Türkiye’nin Ege kıyılarında, İzmir’in Seferihisar ilçesi yakınlarında süren arkeolojik kazı çalışmaları, bilim dünyasında heyecan yaratan bir keşfe sahne oldu. Bir antik kent kalıntısında, 500 yıllık olduğu düşünülen deri üzerine işlenmiş bir harita, araştırmacıların eline geçti. Bu harita, bugüne kadar bilinmeyen ya da unutulmuş bir medeniyete dair çarpıcı ipuçları barındırıyor.

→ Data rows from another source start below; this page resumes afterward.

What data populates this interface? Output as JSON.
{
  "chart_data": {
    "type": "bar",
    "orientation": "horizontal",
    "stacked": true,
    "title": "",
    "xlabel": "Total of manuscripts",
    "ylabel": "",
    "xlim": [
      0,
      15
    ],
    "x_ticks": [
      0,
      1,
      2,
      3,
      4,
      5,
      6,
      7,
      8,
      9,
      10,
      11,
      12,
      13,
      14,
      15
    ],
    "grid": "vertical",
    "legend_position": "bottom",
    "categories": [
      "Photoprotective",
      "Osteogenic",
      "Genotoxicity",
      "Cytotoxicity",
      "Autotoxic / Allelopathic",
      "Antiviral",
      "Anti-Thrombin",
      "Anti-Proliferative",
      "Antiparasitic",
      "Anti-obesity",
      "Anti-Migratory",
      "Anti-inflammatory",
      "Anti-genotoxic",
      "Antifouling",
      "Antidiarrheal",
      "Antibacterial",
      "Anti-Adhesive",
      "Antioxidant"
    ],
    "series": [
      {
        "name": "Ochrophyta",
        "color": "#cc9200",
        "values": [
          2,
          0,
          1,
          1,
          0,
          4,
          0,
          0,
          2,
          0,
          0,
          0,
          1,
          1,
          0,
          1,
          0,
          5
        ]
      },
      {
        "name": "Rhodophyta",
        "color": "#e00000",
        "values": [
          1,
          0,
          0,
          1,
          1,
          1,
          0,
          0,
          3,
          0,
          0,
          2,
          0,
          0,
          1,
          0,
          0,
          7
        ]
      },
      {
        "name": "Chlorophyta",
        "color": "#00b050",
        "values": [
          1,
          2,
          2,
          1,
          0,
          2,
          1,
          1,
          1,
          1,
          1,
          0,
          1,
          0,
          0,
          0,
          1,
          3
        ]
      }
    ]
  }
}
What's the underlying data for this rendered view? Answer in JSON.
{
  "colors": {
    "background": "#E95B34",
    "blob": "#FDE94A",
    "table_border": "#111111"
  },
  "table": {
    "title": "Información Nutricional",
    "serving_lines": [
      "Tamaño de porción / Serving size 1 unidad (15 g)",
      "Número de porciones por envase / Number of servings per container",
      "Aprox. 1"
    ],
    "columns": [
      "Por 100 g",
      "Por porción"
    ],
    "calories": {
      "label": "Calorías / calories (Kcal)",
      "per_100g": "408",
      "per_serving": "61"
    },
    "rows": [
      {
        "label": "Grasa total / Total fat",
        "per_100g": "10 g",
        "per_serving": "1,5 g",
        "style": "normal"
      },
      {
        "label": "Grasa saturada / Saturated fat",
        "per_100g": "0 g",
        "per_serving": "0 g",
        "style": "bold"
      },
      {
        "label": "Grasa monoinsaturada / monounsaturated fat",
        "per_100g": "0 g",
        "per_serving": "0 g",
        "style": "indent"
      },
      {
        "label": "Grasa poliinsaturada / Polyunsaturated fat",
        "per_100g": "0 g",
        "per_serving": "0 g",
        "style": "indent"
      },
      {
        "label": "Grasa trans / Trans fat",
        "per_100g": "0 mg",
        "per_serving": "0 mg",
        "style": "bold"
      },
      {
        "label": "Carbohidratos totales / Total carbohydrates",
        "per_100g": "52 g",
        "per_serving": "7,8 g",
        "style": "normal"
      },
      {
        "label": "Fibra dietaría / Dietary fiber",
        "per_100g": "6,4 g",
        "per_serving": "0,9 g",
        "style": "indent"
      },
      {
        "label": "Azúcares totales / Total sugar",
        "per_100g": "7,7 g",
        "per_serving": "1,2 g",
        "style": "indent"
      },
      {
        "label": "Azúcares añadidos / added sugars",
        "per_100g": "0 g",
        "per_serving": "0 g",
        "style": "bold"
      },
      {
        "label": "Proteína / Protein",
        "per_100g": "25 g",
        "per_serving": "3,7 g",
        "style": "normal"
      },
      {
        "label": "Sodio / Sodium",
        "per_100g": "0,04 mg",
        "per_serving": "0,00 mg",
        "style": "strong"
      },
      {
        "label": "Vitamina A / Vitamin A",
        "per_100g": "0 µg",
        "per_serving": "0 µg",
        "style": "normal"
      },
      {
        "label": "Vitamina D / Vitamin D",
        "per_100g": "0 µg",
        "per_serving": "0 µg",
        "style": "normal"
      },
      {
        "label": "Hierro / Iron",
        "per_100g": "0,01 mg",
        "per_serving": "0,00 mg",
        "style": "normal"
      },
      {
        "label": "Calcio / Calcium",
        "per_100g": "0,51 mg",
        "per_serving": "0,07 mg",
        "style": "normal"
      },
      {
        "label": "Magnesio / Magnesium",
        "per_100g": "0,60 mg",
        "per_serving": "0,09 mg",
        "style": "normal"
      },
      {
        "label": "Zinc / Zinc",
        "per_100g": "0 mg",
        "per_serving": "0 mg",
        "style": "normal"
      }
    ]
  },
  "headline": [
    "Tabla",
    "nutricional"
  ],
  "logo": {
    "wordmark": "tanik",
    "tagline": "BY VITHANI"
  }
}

Kazıyı yöneten İstanbul Üniversitesi Arkeoloji Bölümü’nden Prof. Dr. Selin Yılmaz, keşfin önemini şu sözlerle açıkladı:
“Harita, ilk bakışta Osmanlı veya Rönesans dönemi çizimlerine benziyor. Ancak ince detaylarına baktığımızda, işaret edilen bölgeler ve kullanılan semboller, bildiğimiz coğrafi referanslardan oldukça farklı. Haritada gösterilen bazı yapılar ve yollar, günümüzde tamamen yok olmuş gibi görünüyor.”
Antik Haritanın Şifreleri Çözülmeye Çalışılıyor
Harita üzerindeki işaretlemeler arasında özellikle dikkat çeken nokta, Ege Denizi’ndeki bazı adaların ve kıyı şehirlerinin farklı konumlarda gösterilmesi. Ayrıca, haritada “Kayıp Altın Şehir” olarak adlandırılan ve efsanelere konu olan bir yerleşim yerine dair semboller de bulunuyor. Bu işaretler, Atlantis benzeri kayıp bir uygarlığın izlerine dair spekülasyonları yeniden gündeme getirdi.
Kazı ekibinin jeoloji uzmanı Dr. Emre Keskin, haritanın işaret ettiği bazı noktaların günümüzde su altında olduğunu belirterek şunları söyledi:
“Bölgedeki deniz seviyesinin 500 yıl önce daha düşük olduğunu biliyoruz. Haritanın gösterdiği bazı yapılar, muhtemelen zamanla denizin yükselmesiyle sular altında kalmış olabilir. Bu, Ege Denizi’nde yeni bir su altı araştırmasını zorunlu kılıyor.”
Uzmanlar ve Tarihçiler Heyecanlı
Haritanın üzerindeki sembollerin ve yazıtların çözülmesi için Türkiye’den ve yurt dışından uzman kriptologlar da çalışmalara katıldı. Şifreleme ve sembolik dil konusunda uzman olan tarihçi Dr. Lara Küçük, haritadaki işaretlerin Mezopotamya ve Ege kültürlerinin bir karışımı olabileceğini belirtiyor. Bu, haritanın sadece bölgesel değil, medeniyetler arası bir bilgi aktarımının ürünü olabileceğini gösteriyor.
Önümüzdeki aylarda haritada belirtilen bölgelere yönelik keşif gezileri ve su altı taramaları yapılacak. Bu keşifler sonucunda, antik dünyaya dair bilinmeyen sayfaların aydınlatılması bekleniyor.
Tarihçiler ve arkeoloji meraklıları, bu keşfin ilerleyen süreçte tüm dünyada ses getirebilecek yeni bir tarih yazımına yol açabileceğini düşünüyor. Harita, Seferihisar Arkeoloji Müzesi’nde sergilendikten sonra uluslararası bir sergi turuna çıkarılacak.